Freeze’s return to the league more than five years after his scandal-plagued exit was greeted by considerable backlash on social media from wary fans. The former Mississippi and Liberty coach had to talk about his past during Tuesday’s introductory news conference as much as his belief that Auburn can make a quick turnaround, urging fans to “please give me a chance to earn your trust.”

“Give me some time. Get to know us. Get to know our family. Get to know the truth of our story,” Freeze said. “And I think the ones who have done that have said, `Man, you know what, I kinda like this guy and this family.’
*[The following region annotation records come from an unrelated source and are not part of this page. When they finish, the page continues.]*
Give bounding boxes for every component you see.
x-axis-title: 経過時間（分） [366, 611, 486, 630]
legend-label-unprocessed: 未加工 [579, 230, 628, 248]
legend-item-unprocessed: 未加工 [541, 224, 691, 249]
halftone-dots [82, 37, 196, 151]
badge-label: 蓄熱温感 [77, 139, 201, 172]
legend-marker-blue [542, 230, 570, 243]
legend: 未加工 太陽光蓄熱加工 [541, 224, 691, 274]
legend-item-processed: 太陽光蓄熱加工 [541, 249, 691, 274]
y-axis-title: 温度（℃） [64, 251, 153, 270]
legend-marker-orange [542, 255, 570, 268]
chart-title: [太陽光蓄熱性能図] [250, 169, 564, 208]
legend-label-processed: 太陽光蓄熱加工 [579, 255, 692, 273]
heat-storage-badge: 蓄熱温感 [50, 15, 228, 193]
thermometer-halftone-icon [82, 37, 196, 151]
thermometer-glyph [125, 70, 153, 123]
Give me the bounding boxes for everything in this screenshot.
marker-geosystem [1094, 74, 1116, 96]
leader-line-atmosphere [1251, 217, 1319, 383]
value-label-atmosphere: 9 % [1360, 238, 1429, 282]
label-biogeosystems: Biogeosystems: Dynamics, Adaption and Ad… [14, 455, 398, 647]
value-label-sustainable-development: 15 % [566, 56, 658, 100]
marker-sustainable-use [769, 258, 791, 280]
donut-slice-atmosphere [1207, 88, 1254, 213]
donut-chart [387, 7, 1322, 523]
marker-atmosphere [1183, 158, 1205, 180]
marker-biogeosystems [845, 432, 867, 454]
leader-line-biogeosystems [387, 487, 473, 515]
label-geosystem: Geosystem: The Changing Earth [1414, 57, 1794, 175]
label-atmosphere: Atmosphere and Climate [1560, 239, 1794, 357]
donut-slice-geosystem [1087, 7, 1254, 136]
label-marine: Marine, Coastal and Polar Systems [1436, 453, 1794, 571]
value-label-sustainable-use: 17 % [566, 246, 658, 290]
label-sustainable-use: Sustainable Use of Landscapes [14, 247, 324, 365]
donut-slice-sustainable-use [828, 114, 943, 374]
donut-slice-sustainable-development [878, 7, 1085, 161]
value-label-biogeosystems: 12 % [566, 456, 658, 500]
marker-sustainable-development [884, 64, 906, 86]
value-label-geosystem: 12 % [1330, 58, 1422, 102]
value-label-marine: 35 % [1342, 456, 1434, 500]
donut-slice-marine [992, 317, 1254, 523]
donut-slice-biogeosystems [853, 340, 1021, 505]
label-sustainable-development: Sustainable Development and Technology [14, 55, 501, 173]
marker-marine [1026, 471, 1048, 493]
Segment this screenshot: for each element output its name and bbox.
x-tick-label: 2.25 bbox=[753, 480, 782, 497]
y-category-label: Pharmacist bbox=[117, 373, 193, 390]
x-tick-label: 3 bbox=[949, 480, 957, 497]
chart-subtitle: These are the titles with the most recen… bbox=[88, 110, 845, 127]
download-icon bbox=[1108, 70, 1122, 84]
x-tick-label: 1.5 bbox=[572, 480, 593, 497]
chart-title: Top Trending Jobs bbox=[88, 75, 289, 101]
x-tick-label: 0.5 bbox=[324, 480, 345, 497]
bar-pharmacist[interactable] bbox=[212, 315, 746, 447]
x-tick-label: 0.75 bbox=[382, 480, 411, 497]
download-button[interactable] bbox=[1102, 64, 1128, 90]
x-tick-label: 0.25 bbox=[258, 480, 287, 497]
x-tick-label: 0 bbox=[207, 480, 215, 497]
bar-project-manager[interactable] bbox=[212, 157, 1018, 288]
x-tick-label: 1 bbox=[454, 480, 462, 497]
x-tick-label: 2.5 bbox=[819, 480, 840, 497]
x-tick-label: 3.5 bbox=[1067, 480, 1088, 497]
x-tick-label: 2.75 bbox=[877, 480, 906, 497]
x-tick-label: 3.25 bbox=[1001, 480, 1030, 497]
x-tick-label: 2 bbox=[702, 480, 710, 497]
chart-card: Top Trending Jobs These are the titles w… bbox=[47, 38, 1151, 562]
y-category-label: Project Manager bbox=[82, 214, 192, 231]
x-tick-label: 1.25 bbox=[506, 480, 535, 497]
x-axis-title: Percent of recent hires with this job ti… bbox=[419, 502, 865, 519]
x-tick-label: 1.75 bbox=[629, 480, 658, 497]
“But that’s all you can ask is, man, give us a chance to earn your trust and I think you’ll like the end result.”

His message clearly resonated with athletic director John Cohen. Now he has to win over fans tired of embarrassments, including the failed 21-game tenure of former coach Bryan Harsin.

Auburn gave Freeze a six-year contract worth at least $6.5 million annually, making him the eighth-highest paid coach in the SEC. The buyout, if Freeze is fired without cause, would be 75% of his remaining contract.

Freeze resigned from Ole Miss in the summer of 2017 after school officials uncovered a “pattern of personal misconduct” starting with a call to a number used by an escort service from a university-issued cellphone. The program ultimately landed on NCAA probation for 21 violations of academic, booster and recruiting misconduct mostly under Freeze’s watch.

Still Cohen, who was at Mississippi State at the time, said Freeze was his top choice from the outset.

“Coach Freeze was completely transparent about his past transgressions,” Cohen said. “He showed remorse, and he’s had an accountability plan that he’s used for the last five-plus years.

“Everything he disclosed to us turned out to be accurate, after speaking with credible industry sources. In this way, Coach Freeze was honest and truthful.”

Freeze’s hiring was delayed after a former Liberty student emailed Auburn officials about a direct message the coach had sent her defending the Flames athletic director after she had made critical comments. The woman said she was sexually assaulted at Liberty and had reached a settlement, a case that pre-dated Freeze’s arrival.

Cohen did not take questions from reporters at the news conference and later declined to comment when asked about the direct message by The Associated Press.

Freeze has gone 103-47 on the field in 13 seasons at four programs, but 27 of those wins at Ole Miss were vacated because of NCAA violations. He spent the last four seasons at Liberty.

Freeze’s first move was to keep Carnell Williams on staff as running backs coach and associate head coach. Williams, a former Auburn All-America running back, was interim coach for the final four games.

He was a candidate for the head job, interviewing with Cohen about a week ago. Williams expressed his support of Freeze.

“I did have the opportunity to state my case, but look, that’s old news,” said Williams, who attended the news conference. “Like I told them whenever they brought me the news, honestly, they looked more disappointed than me. They were, `I’m sorry.’ But I’m like, I’m disappointed, (but) I’m not upset.”

Freeze isn’t the first high-profile coach with NCAA baggage that Auburn has hired. Bruce Pearl was hired while in the final months of a show-cause penalty stemming from violations that led to his ouster from Tennessee.

Pearl has turned the program into an SEC power, but not without more trouble.

Auburn self-imposed a postseason ban two years ago stemming from a bribery scheme involving former assistant coach Chuck Person. Pearl served a two-game suspension and players Austin Wiley and Danjel Purifoy were ruled ineligible for at least one season. Person later pleaded guilty to a bribery conspiracy charge.

Now, Freeze is getting his own second chance to change the script in the SEC.

“I don’t know if rewriting the story is exactly the right word,” he said. “But it’s going to make for a good ending.”